Just to wrap this case study, in all three above cases, artists are considered today(so called) successful artist/s because they applied the mantra of 'west first' for instant recognition. More and more younger artist are following their footsteps.


It shows some grave faults within the art world that could be the reason for such a trend. I have no problem for getting recognition in west, but I object the trend to ignore and distrust the cultural intelligence of the people that you choose to represent. So why we suck up to western art world to understand our own cultural matrix and decide what is good for us? There could be many reasons for this. For e.g.

1.Artists have no faith in Indian public, that they can understand and critically appreciate their work

2. There is dearth of Indian curators and historians who can contextualize their works and their art practice for its people.
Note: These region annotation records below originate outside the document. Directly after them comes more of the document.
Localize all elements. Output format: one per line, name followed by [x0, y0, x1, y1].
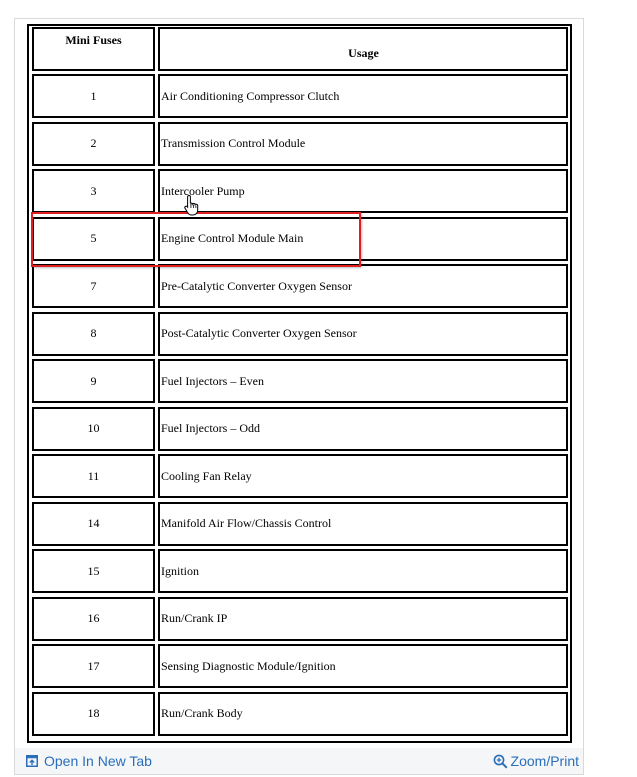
table-row: [30, 264, 569, 310]
table-row: [30, 359, 569, 405]
fuse-number-cell: 17: [32, 644, 155, 688]
fuse-number-cell: 3: [32, 169, 155, 213]
table-row: [30, 312, 569, 358]
header-usage: Usage: [158, 27, 568, 71]
usage-cell: Fuel Injectors – Even: [158, 359, 568, 403]
fuse-number-cell: 7: [32, 264, 155, 308]
zoom-print-label: Zoom/Print: [510, 753, 579, 769]
usage-cell: Transmission Control Module: [158, 122, 568, 166]
usage-cell: Air Conditioning Compressor Clutch: [158, 74, 568, 118]
usage-cell: Fuel Injectors – Odd: [158, 407, 568, 451]
usage-cell: Run/Crank Body: [158, 692, 568, 736]
table-row: [30, 454, 569, 500]
table-row: [30, 549, 569, 595]
fuse-table: [27, 24, 572, 743]
open-in-new-tab-icon: [26, 755, 38, 767]
table-row: [30, 502, 569, 548]
table-row-highlighted: [30, 217, 569, 263]
fuse-number-cell: 15: [32, 549, 155, 593]
zoom-in-icon: [493, 754, 508, 769]
open-in-new-tab-link[interactable]: [26, 753, 152, 769]
open-in-new-tab-label: Open In New Tab: [44, 753, 152, 769]
fuse-number-cell: 5: [32, 217, 155, 261]
header-mini-fuses: Mini Fuses: [32, 27, 155, 71]
fuse-number-cell: 14: [32, 502, 155, 546]
table-row: [30, 644, 569, 690]
viewer-footer: [15, 748, 583, 774]
table-row: [30, 169, 569, 215]
usage-cell: Ignition: [158, 549, 568, 593]
usage-cell: Pre-Catalytic Converter Oxygen Sensor: [158, 264, 568, 308]
usage-cell: Cooling Fan Relay: [158, 454, 568, 498]
fuse-number-cell: 2: [32, 122, 155, 166]
usage-cell: Post-Catalytic Converter Oxygen Sensor: [158, 312, 568, 356]
fuse-number-cell: 9: [32, 359, 155, 403]
usage-cell: Intercooler Pump: [158, 169, 568, 213]
usage-cell: Manifold Air Flow/Chassis Control: [158, 502, 568, 546]
hand-cursor-icon: [183, 194, 201, 216]
zoom-print-link[interactable]: [493, 753, 579, 769]
table-row: [30, 692, 569, 738]
usage-cell: Sensing Diagnostic Module/Ignition: [158, 644, 568, 688]
fuse-number-cell: 10: [32, 407, 155, 451]
fuse-number-cell: 11: [32, 454, 155, 498]
usage-cell: Engine Control Module Main: [158, 217, 568, 261]
usage-cell: Run/Crank IP: [158, 597, 568, 641]
table-row: [30, 74, 569, 120]
table-row: [30, 407, 569, 453]
table-row: [30, 122, 569, 168]
fuse-number-cell: 16: [32, 597, 155, 641]
fuse-number-cell: 1: [32, 74, 155, 118]
table-header-row: [30, 27, 569, 73]
fuse-number-cell: 18: [32, 692, 155, 736]
fuse-number-cell: 8: [32, 312, 155, 356]
table-row: [30, 597, 569, 643]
3.There is lack of Museums and state support that can bring the public and artists to establish an sustainable relation between the two

4. Finally and not the last, we Indians still believe that western masters know our culture best and are the best barometers to decide what is best for us.

Whatever may be the reason , I feel these are some serious issues that is plaguing the Indian art scene today. Faster we address them better we will communicate with our own people. Culturally we will have more vibrant and diverse visual art practice.
Because what will matter when Indian art history will be written, not how many shows you had in western art museums, but what kind of changes you brought within the art practices in India. That is where the contribution of KG Subramaniaum, Gulam Muhamad Sheik , Bhupem Kakkar and others matter.